In Fig. 3, the effect of negative mobility is illustrated. The characteristic feature is emergence of the interval in which the constant force \(F > 0\) can induce negative average velocity \(\langle v \rangle {<} 0\). For comparison, the influence of a random force in the form of white Poissonian noise \(\eta (t)\) for which the amplitudes are distributed exponentially is shown as well. We note that there exists an optimal value for the bias \(\langle \eta (t) \rangle \approx 0.58\) at which the average velocity \(\langle v \rangle \) takes its minimal value. Most interesting is the fact that it is nearly two times lower than the one corresponding to the deterministic load F. It is the next example showing that the stochastic force (nonequilibrium fluctuations) can be more efficient than the deterministic perturbation.

5 Summary

In conclusion, we presented three examples of intriguing properties of transport occurring at the microscales: giant amplification of directed velocity of the Brownian particle, multiple reversal of its direction and negative mobility. These illustrations show that in microworld equilibrium and nonequlibrium fluctuations can induce exotic features that are absent at macroscales. Moreover, contrary to common intuition, random perturbations may be beneficial for the system functioning as there are cases when they generate transport processes that are more pronounced than their counterparts caused by deterministic forces.

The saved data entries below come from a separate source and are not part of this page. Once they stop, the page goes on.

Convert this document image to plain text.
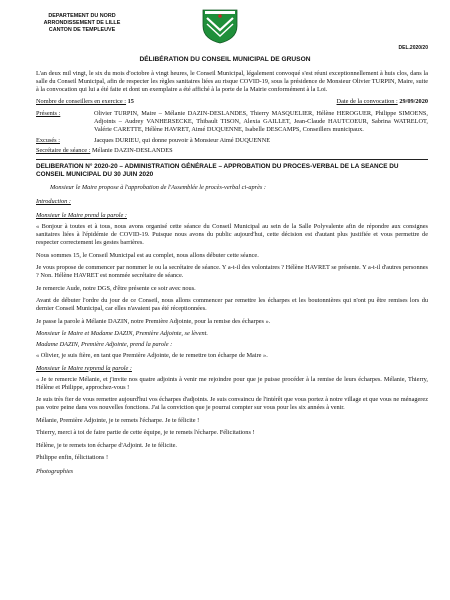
DEPARTEMENT DU NORD
ARRONDISSEMENT DE LILLE
CANTON DE TEMPLEUVE
DEL.2020/20
DÉLIBÉRATION DU CONSEIL MUNICIPAL DE GRUSON

L'an deux mil vingt, le six du mois d'octobre à vingt heures, le Conseil Municipal, légalement convoqué s'est réuni exceptionnellement à huis clos, dans la salle du Conseil Municipal, afin de respecter les règles sanitaires liées au risque COVID-19, sous la présidence de Monsieur Olivier TURPIN, Maire, suite à la convocation qui lui a été faite et dont un exemplaire a été affiché à la porte de la Mairie conformément à la Loi.

Nombre de conseillers en exercice : 15	Date de la convocation : 29/09/2020
Présents :	Olivier TURPIN, Maire – Mélanie DAZIN-DESLANDES, Thierry MASQUELIER, Hélène HEROGUER, Philippe SIMOENS, Adjoints – Audrey VANHERSECKE, Thibault TISON, Alexia GAILLET, Jean-Claude HAUTCOEUR, Sabrina WATRELOT, Valérie CARETTE, Hélène HAVRET, Aimé DUQUENNE, Isabelle DESCAMPS, Conseillers municipaux.
Excusés :	Jacques DURIEU, qui donne pouvoir à Monsieur Aimé DUQUENNE
Secrétaire de séance : Mélanie DAZIN-DESLANDES
DELIBERATION N° 2020-20 – ADMINISTRATION GÉNÉRALE – APPROBATION DU PROCES-VERBAL DE LA SEANCE DU CONSEIL MUNICIPAL DU 30 JUIN 2020
Monsieur le Maire propose à l'approbation de l'Assemblée le procès-verbal ci-après :
Introduction :
Monsieur le Maire prend la parole :

« Bonjour à toutes et à tous, nous avons organisé cette séance du Conseil Municipal au sein de la Salle Polyvalente afin de répondre aux consignes sanitaires liées à l'épidémie de COVID-19. Puisque nous avons du public aujourd'hui, cette décision est d'autant plus justifiée et vous permettre de respecter correctement les gestes barrières.

Nous sommes 15, le Conseil Municipal est au complet, nous allons débuter cette séance.

Je vous propose de commencer par nommer le ou la secrétaire de séance. Y a-t-il des volontaires ? Hélène HAVRET se présente. Y a-t-il d'autres personnes ? Non. Hélène HAVRET est nommée secrétaire de séance.

Je remercie Aude, notre DGS, d'être présente ce soir avec nous.

Avant de débuter l'ordre du jour de ce Conseil, nous allons commencer par remettre les écharpes et les boutonnières qui n'ont pu être remises lors du dernier Conseil Municipal, car elles n'avaient pas été réceptionnées.

Je passe la parole à Mélanie DAZIN, notre Première Adjointe, pour la remise des écharpes ».

Monsieur le Maire et Madame DAZIN, Première Adjointe, se lèvent.
Madame DAZIN, Première Adjointe, prend la parole :

« Olivier, je suis fière, en tant que Première Adjointe, de te remettre ton écharpe de Maire ».

Monsieur le Maire reprend la parole :

« Je te remercie Mélanie, et j'invite nos quatre adjoints à venir me rejoindre pour que je puisse procéder à la remise de leurs écharpes. Mélanie, Thierry, Hélène et Philippe, approchez-vous !

Je suis très fier de vous remettre aujourd'hui vos écharpes d'adjoints. Je suis convaincu de l'intérêt que vous portez à notre village et que vous ne ménagerez pas votre peine dans vos nouvelles fonctions. J'ai la conviction que je pourrai compter sur vous pour les six années à venir.

Mélanie, Première Adjointe, je te remets l'écharpe. Je te félicite !

Thierry, merci à toi de faire partie de cette équipe, je te remets l'écharpe. Félicitations !

Hélène, je te remets ton écharpe d'Adjoint. Je te félicite.

Philippe enfin, félicitations !

Photographies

Physics of nonequilibrium phenomena has made milestone in sophisticated experimental technics. The future experimental setup should be used as a diagnostic tool to understand and control of systems far from equilibrium. The observed scales of distances and times are now so small that allow to manipulate molecules in simple fluids and complex surroundings. For example, many experiments are based on the single optical trap with either constant or time-dependent trap stiffness and single trajectories of particles are monitored with high precision.

It is fascinating that such a simple model described by the Langevin equation (1) is able to capture a wide class of interesting phenomena. Moreover, despite a long history of investigation it still attracts a vibrant research activity. This little perspective article is by no means comprehensive in this regard. Other important closely related topics include the problem of diffusion [37, 38] and thermodynamics [39] of this system. Time will tell how many more surprising effects will be discovered using this simple and elegant approach developed over 100 years ago by the founding fathers of modern statistical physics.